The answers for our despairing world are not to be found in technology; the essence of technology, as Heidegger wonderfully recognised, is actually nothing technological. It has everything to do with how we think about things. To suppose that there are technological solutions to technological problems is an illusion, a kind of idiocy. The only answer, which is not so much an answer or solution technologically speaking, is about another way of thinking. What is that? It is about thinking sacramentally, thinking theologically. Shortt notes three forms of awareness for the believer: “first, that we are embodied beings with the capacity to grasp meaning and truth; second, that our status is to be viewed as a gift prompting awe, gratitude and a heightened sense of ethical responsibility; third, an acknowledgement of this gift as grounded in a reality that freely bestows itself on us.” Such is grace, the grace to which the Gospel constantly calls us, the grace which constantly seeks to engage us, the grace which embraces us and counters all our self-willed despair and our cynical complacency.

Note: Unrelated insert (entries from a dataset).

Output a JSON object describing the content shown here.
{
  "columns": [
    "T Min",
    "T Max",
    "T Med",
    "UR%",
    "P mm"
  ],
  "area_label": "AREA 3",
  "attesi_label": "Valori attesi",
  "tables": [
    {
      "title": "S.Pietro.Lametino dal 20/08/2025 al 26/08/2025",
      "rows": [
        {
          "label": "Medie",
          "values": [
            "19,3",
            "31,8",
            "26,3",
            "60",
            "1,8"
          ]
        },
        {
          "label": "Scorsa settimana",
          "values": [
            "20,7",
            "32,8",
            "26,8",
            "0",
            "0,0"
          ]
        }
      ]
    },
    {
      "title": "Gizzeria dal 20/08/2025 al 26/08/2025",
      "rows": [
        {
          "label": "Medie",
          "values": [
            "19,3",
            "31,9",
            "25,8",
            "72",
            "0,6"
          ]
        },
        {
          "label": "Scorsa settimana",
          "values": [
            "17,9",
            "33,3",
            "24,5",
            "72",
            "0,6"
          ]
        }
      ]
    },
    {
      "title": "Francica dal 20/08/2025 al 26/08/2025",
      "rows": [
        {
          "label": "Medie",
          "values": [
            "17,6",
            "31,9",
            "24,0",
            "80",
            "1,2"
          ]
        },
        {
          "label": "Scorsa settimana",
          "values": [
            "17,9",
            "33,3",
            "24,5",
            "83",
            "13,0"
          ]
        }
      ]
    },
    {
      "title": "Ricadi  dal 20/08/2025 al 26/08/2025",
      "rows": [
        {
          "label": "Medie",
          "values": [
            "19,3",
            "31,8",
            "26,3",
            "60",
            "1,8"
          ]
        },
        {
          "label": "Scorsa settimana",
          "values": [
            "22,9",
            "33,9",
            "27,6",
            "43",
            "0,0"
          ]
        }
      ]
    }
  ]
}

It is that active response to the divine will that is paramount. Mary’s ‘yes’ to God means the active yielding of her whole being to the divine will. She wills to be defined by God and as such her will enters into the divine will. They are at one. “Be it unto me according to thy word”, Mary says. She articulates the central vocation of our humanity. It is to be defined by grace, nothing less and nothing more, and in so doing to refuse any other substitutes in place of God’s grace. Ours is a culture of confusion and substitution, a culture of ignorant and not so ignorant idolatry, the idolatry of ourselves. It can only lead to despair and death, to darkness and destruction, because we turn our backs on the word of God incarnate in Christ Jesus, the one who says “Yea, rather blessed are they that hear the word of God and keep it”. Such is light and life. Without that, it can only be said that “the last state of that man is worse than the first”.